An Airbag for Your iPhone? Amazon Patent Indicates It May be Possible
Amazon executives have apparently been thinking about more than just books. CEO and President Jeff Bezos and Vice President Greg Heart have come up with a scheme that utilizes airbags to protect smartphones from slippery fingers.
In a patent submitted to the U.S. Patent and Trademark Office, Bezos and Heart detail "a system and method for protecting devices from impact damage."
The patent was submitted in February 2010, but was discovered online Thursday by writers at tech site GeekWire.
The idea of an airbag on an iPhone may sound simple enough, but the possibilities Bezos and Heart detail in the patent sound like an invention one might expect from NASA scientists.
The pair detail three potential methods for saving a falling phone from possible disaster.

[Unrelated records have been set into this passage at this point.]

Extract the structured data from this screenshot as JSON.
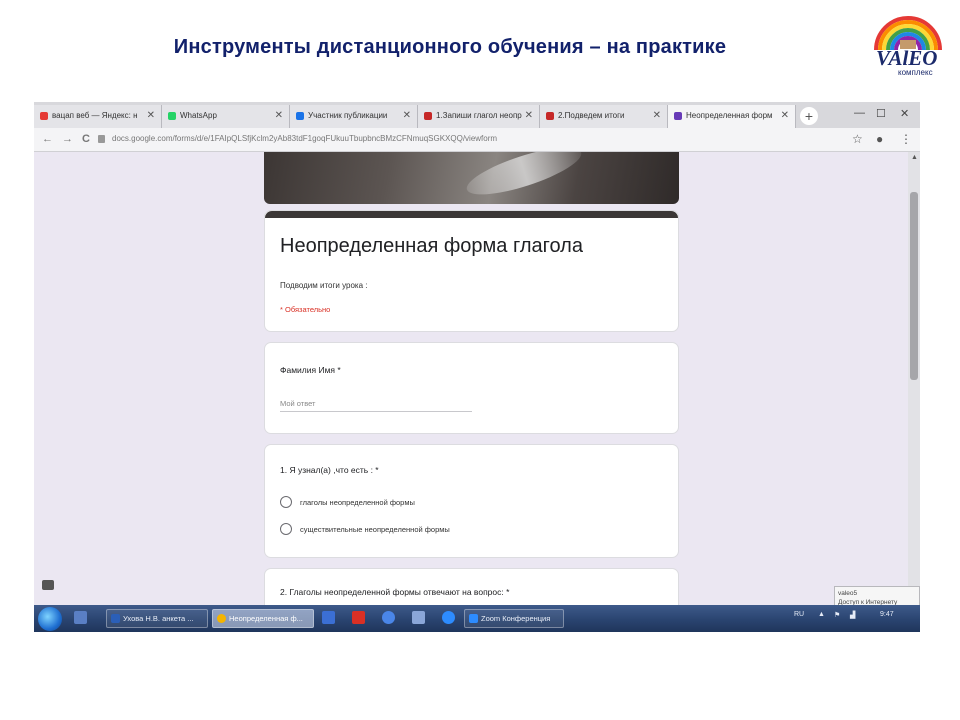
{
  "slide": {
    "title": "Инструменты дистанционного обучения – на практике"
  },
  "logo": {
    "text": "VAlEO",
    "subtitle": "комплекс"
  },
  "browser": {
    "tabs": [
      {
        "label": "вацап веб — Яндекс: н",
        "fav_color": "#e53935"
      },
      {
        "label": "WhatsApp",
        "fav_color": "#25d366"
      },
      {
        "label": "Участник публикации",
        "fav_color": "#1a73e8"
      },
      {
        "label": "1.Запиши глагол неопр",
        "fav_color": "#c62828"
      },
      {
        "label": "2.Подведем итоги",
        "fav_color": "#c62828"
      },
      {
        "label": "Неопределенная форм",
        "fav_color": "#673ab7"
      }
    ],
    "url": "docs.google.com/forms/d/e/1FAIpQLSfjKclm2yAb83tdF1goqFUkuuTbupbncBMzCFNmuqSGKXQQ/viewform",
    "new_tab_label": "+",
    "nav": {
      "back": "←",
      "forward": "→",
      "reload": "C"
    },
    "window_controls": {
      "minimize": "—",
      "maximize": "☐",
      "close": "✕"
    },
    "addr_icons": {
      "star": "☆",
      "account": "●",
      "menu": "⋮"
    }
  },
  "form": {
    "title": "Неопределенная форма глагола",
    "description": "Подводим   итоги урока :",
    "required_note": "* Обязательно",
    "q_name": {
      "title": "Фамилия Имя *",
      "placeholder": "Мой ответ"
    },
    "q1": {
      "title": "1. Я узнал(а) ,что есть : *",
      "options": [
        "глаголы неопределенной формы",
        "существительные неопределенной формы"
      ]
    },
    "q2": {
      "title": "2. Глаголы неопределенной формы отвечают на вопрос: *"
    }
  },
  "notification": {
    "line1": "valeo5",
    "line2": "Доступ к Интернету"
  },
  "taskbar": {
    "buttons": [
      {
        "label": "Ухова Н.В. анкета ...",
        "active": false
      },
      {
        "label": "Неопределенная ф...",
        "active": true
      },
      {
        "label": "Zoom Конференция",
        "active": false
      }
    ],
    "tray": {
      "lang": "RU",
      "clock": "9:47"
    }
  },
  "colors": {
    "title_blue": "#12216b",
    "required_red": "#d93025",
    "taskbar_blue": "#2a4470",
    "form_accent": "#3b3736"
  }
}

A safety monitoring system would determine that the device is no longer in its owner's hand and:
1. Deploy airbags to cushion the device or
2. Expel gas to propel the device upward or
3. Deploy springs from the back of the device for a bouncy landing
Bezos and Heart also suggest similar systems for other handheld devices, such as tablets, mp3 players, and video cameras.
Although there is no date for when the internal safety system for handheld devices would actually come into existence, the Amazon executives might have struck gold.
One can only imagine how many cell phones would be spared every year, and how many dollars might be saved, if such a safety feature came standard with every phone.